For more information see Replication and NTP
Check configuration consistency
Compare the syncrepl and syncprov settings against each other * Diff
tools such as diff, vimdiff, etc. are invaluable for comparing
syncrepl/syncprov configurations * When using cn=config, use
‘ldapsearch -b cn=config -LLL > config.ldif
’ to extract
your slapd configurations; this method excludes operational attributes
which vary from server to server and unnecessarily clutter your diff. If
you want to include operational attributes, use
‘ldapsearch -b cn=config -LLL "*" "+" > config.ldif
’
In most situations, the settings in the syncrepl stanzas and syncprov configs should be identical, except for server-specific settings like tls_cert and tls_key
Check replication permissions and limits
The DN responsible for replication (if not the rootDN) must have:
- Read permission on the entire directory
- A search size limit of “unlimited”
- A search time limit of “unlimited”
To make sure the replicator DN (when not the rootDN) has full access to a DIT, place the following in each backend configuration that the replicator needs access to:
In slapd.conf:
access to * by dn.exact="<replicator DN>" read stop
In cn=config:
olcAccess: to * by dn.exact="<replicator DN>" read stop
If the backend has other ACLs, place this rule at or near the top of the ACLs. This prevents unnecessary ACL evaluation for the replicator DN, which improves performance.
If the replication DN does not have it’s search size set to “unlimited”, the number of search results will be limited to 500 entries. With this limitation, the consumer will be able to replicate the 500 entries retrieved from the initial synchronization query, but then starts the replication process over and will continually try to replicate the same 500 entries over and over again.
To set size and time limits for the replication user:
In slapd.conf:
limits dn.exact="<replicator DN>" size=unlimited time=unlimited
In cn=config:
olcLimits: dn.exact="<replicator DN>" size=unlimited time=unlimited
Check the contextCSNs
The contextCSN attribute in the root entry of a DIT is the entryCSN of the last entry to be successfully updated in the directory, and is the attribute that is used to check replication statuses on providers and consumers. If the contextCSNs match on all providers and consumers, the LDAP environment is fully synchronized. If the provider contextCSN timestamp is newer than a consumer, the consumer is behind in replication.

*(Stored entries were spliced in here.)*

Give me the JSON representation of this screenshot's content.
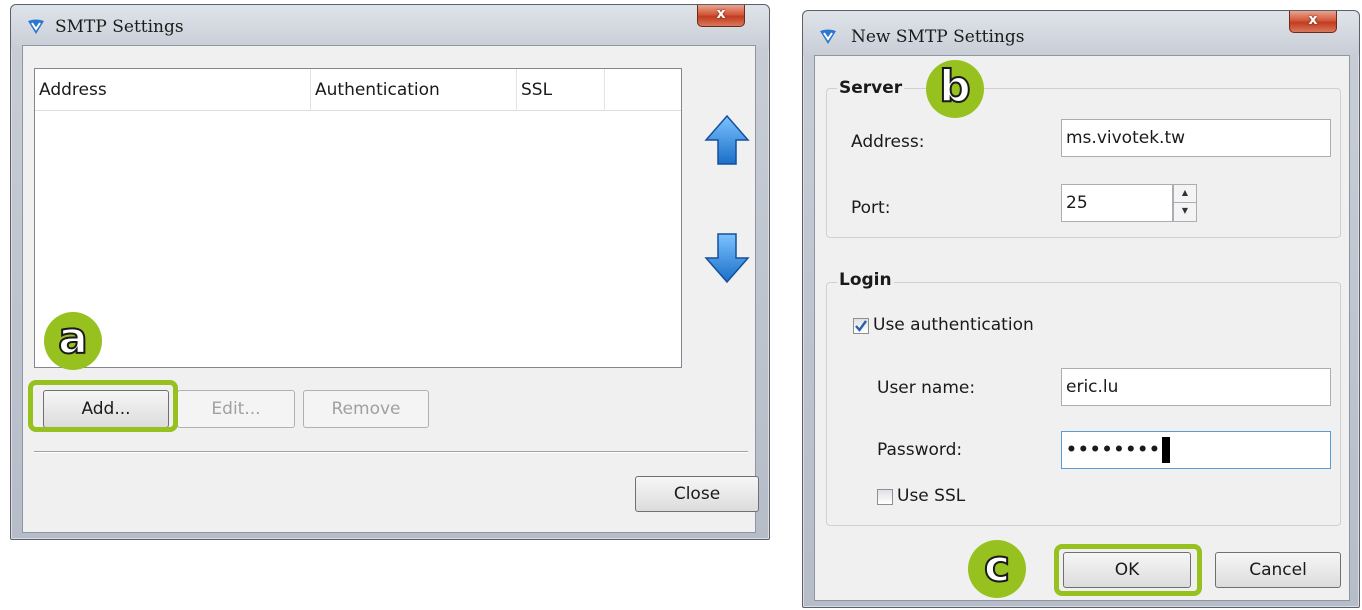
{
  "smtp_window": {
    "title": "SMTP Settings",
    "close_glyph": "x",
    "table_headers": [
      "Address",
      "Authentication",
      "SSL"
    ],
    "rows": [],
    "buttons": {
      "add": "Add...",
      "edit": "Edit...",
      "remove": "Remove",
      "close": "Close"
    },
    "icons": {
      "move_up": "arrow-up-icon",
      "move_down": "arrow-down-icon"
    }
  },
  "new_smtp_window": {
    "title": "New SMTP Settings",
    "close_glyph": "x",
    "server_group": {
      "title": "Server",
      "address_label": "Address:",
      "address_value": "ms.vivotek.tw",
      "port_label": "Port:",
      "port_value": "25"
    },
    "login_group": {
      "title": "Login",
      "use_auth_label": "Use authentication",
      "use_auth_checked": true,
      "username_label": "User name:",
      "username_value": "eric.lu",
      "password_label": "Password:",
      "password_value": "••••••••",
      "use_ssl_label": "Use SSL",
      "use_ssl_checked": false
    },
    "buttons": {
      "ok": "OK",
      "cancel": "Cancel"
    }
  },
  "annotations": {
    "a": "a",
    "b": "b",
    "c": "c"
  },
  "colors": {
    "annotation_green": "#96c11f",
    "close_red": "#c23d20",
    "arrow_blue": "#2f86d8"
  }
}
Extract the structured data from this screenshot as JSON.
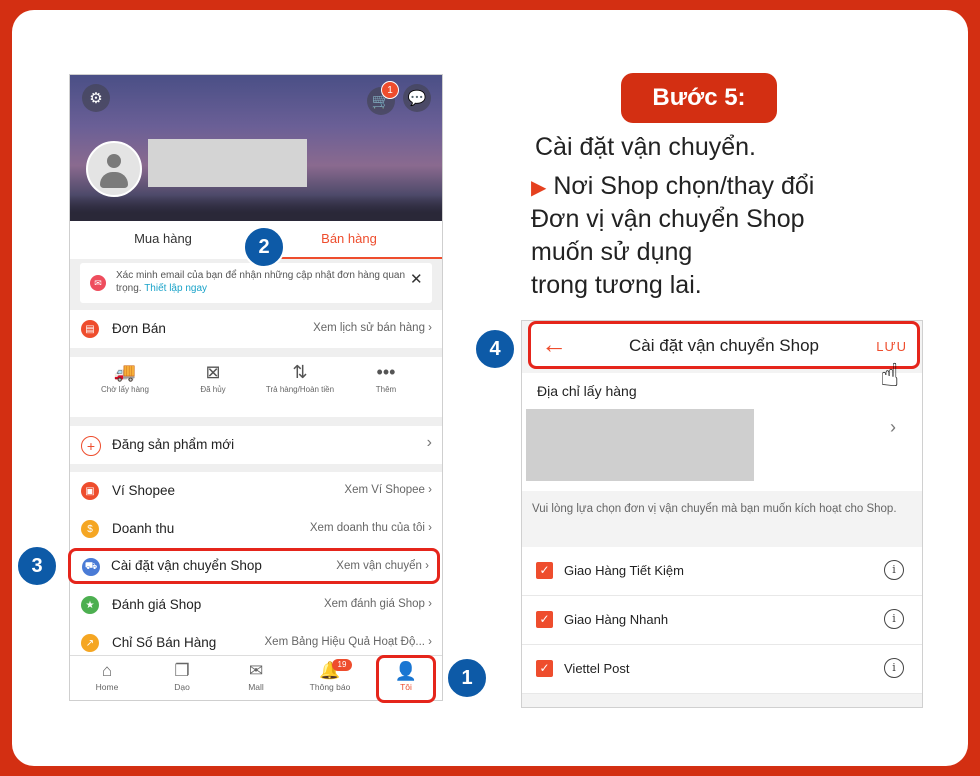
{
  "step": {
    "title": "Bước 5:",
    "lines": [
      "Cài đặt vận chuyển.",
      "Nơi Shop chọn/thay đổi",
      "Đơn vị vận chuyển Shop",
      "muốn sử dụng",
      "trong tương lai."
    ]
  },
  "profile": {
    "cart_count": "1",
    "tabs": [
      "Mua hàng",
      "Bán hàng"
    ],
    "active_tab": "Bán hàng"
  },
  "notice": {
    "text": "Xác minh email của bạn để nhận những cập nhật đơn hàng quan trọng.",
    "link": "Thiết lập ngay"
  },
  "orders": {
    "label": "Đơn Bán",
    "right": "Xem lịch sử bán hàng",
    "statuses": [
      "Chờ lấy hàng",
      "Đã hủy",
      "Trả hàng/Hoàn tiền",
      "Thêm"
    ]
  },
  "new_product": "Đăng sản phẩm mới",
  "menu": [
    {
      "label": "Ví Shopee",
      "right": "Xem Ví Shopee",
      "color": "#ee4d2d"
    },
    {
      "label": "Doanh thu",
      "right": "Xem doanh thu của tôi",
      "color": "#f5a623"
    },
    {
      "label": "Cài đặt vận chuyển Shop",
      "right": "Xem vận chuyển",
      "color": "#4a7bd6"
    },
    {
      "label": "Đánh giá Shop",
      "right": "Xem đánh giá Shop",
      "color": "#4caf50"
    },
    {
      "label": "Chỉ Số Bán Hàng",
      "right": "Xem Bảng Hiệu Quả Hoạt Độ...",
      "color": "#f5a623"
    }
  ],
  "bottom_nav": [
    "Home",
    "Dạo",
    "Mall",
    "Thông báo",
    "Tôi"
  ],
  "notif_count": "19",
  "markers": [
    "1",
    "2",
    "3",
    "4"
  ],
  "shipping": {
    "title": "Cài đặt vận chuyển Shop",
    "save": "LƯU",
    "address_label": "Địa chỉ lấy hàng",
    "hint": "Vui lòng lựa chọn đơn vị vận chuyển mà bạn muốn kích hoạt cho Shop.",
    "carriers": [
      "Giao Hàng Tiết Kiệm",
      "Giao Hàng Nhanh",
      "Viettel Post"
    ]
  },
  "colors": {
    "brand": "#ee4d2d",
    "frame": "#d32f12",
    "marker": "#0d5aa7",
    "highlight": "#e5251b"
  }
}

See LDAP CSNs for more information on CSNs.
Obtaining contextCSNs
The following script does a simple check of all contextCSNs in an LDAP environment:
#!/bin/bash
# The URIS variable is an array of pipe-delimited strings. The pipe-delimited strings have three elements:
# * The URI of an LDAP server (equivalent to -H on the command line)
# * The DN of the root object of a directory (equivalent to -b on the command line)
# * The DN of the user used to bind to the directory (equivalent to -D on the command line)
URIS=("ldap://ldap-provider-01.example.com/|dc=example,dc=com|cn=replicator,dc=example,dc=com" \
"ldap://ldap-provider-01.example.com/|cn=accesslog|cn=replicator,dc=example,dc=com" \
"ldap://ldap-consumer-01.example.com/|dc=example,dc=com|cn=replicator,dc=example,dc=com" \
"ldap://ldap-consumer-02.example.com/|dc=example,dc=com|cn=replicator,dc=example,dc=com")
read -s -p "LDAP Password: " PW
echo; echo
for URI in "${URIS[@]}"; do
IFS='|' read -ra P <<< "${URI}";
echo "Host: ${P[0]} Base DN: ${P[1]}";
$(which ldapsearch) -x -D ${P[2]} -w $PW -H ${P[0]} -b ${P[1]} -LLL -s base contextCSN | grep -v '^dn:';
echo
done
Interpreting contextCSNs
The following is the output of the above contextCSN script in a single-master environment:
Host: ldap://ldap-provider-01.example.com/ Base DN: dc=example,dc=com
contextCSN: 20161116183346.865339Z#000000#000#000000
Host: ldap://ldap-provider-01.example.com/ Base DN: cn=accesslog
contextCSN: 20161116183346.865339Z#000000#000#000000
Host: ldap://ldap-consumer-01.example.com/ Base DN: dc=example,dc=com
contextCSN: 20161116183346.865339Z#000000#000#000000
Host: ldap://ldap-consumer-02.example.com/ Base DN: dc=example,dc=com
contextCSN: 20161116183346.865339Z#000000#000#000000
All contextCSNs match so all servers are synchronized. Note that the third segment of the contextCSN is “000”. This is the default serverID for providers in single-provider environments (no MMR), unless set with a different serverID in the slapd configuration.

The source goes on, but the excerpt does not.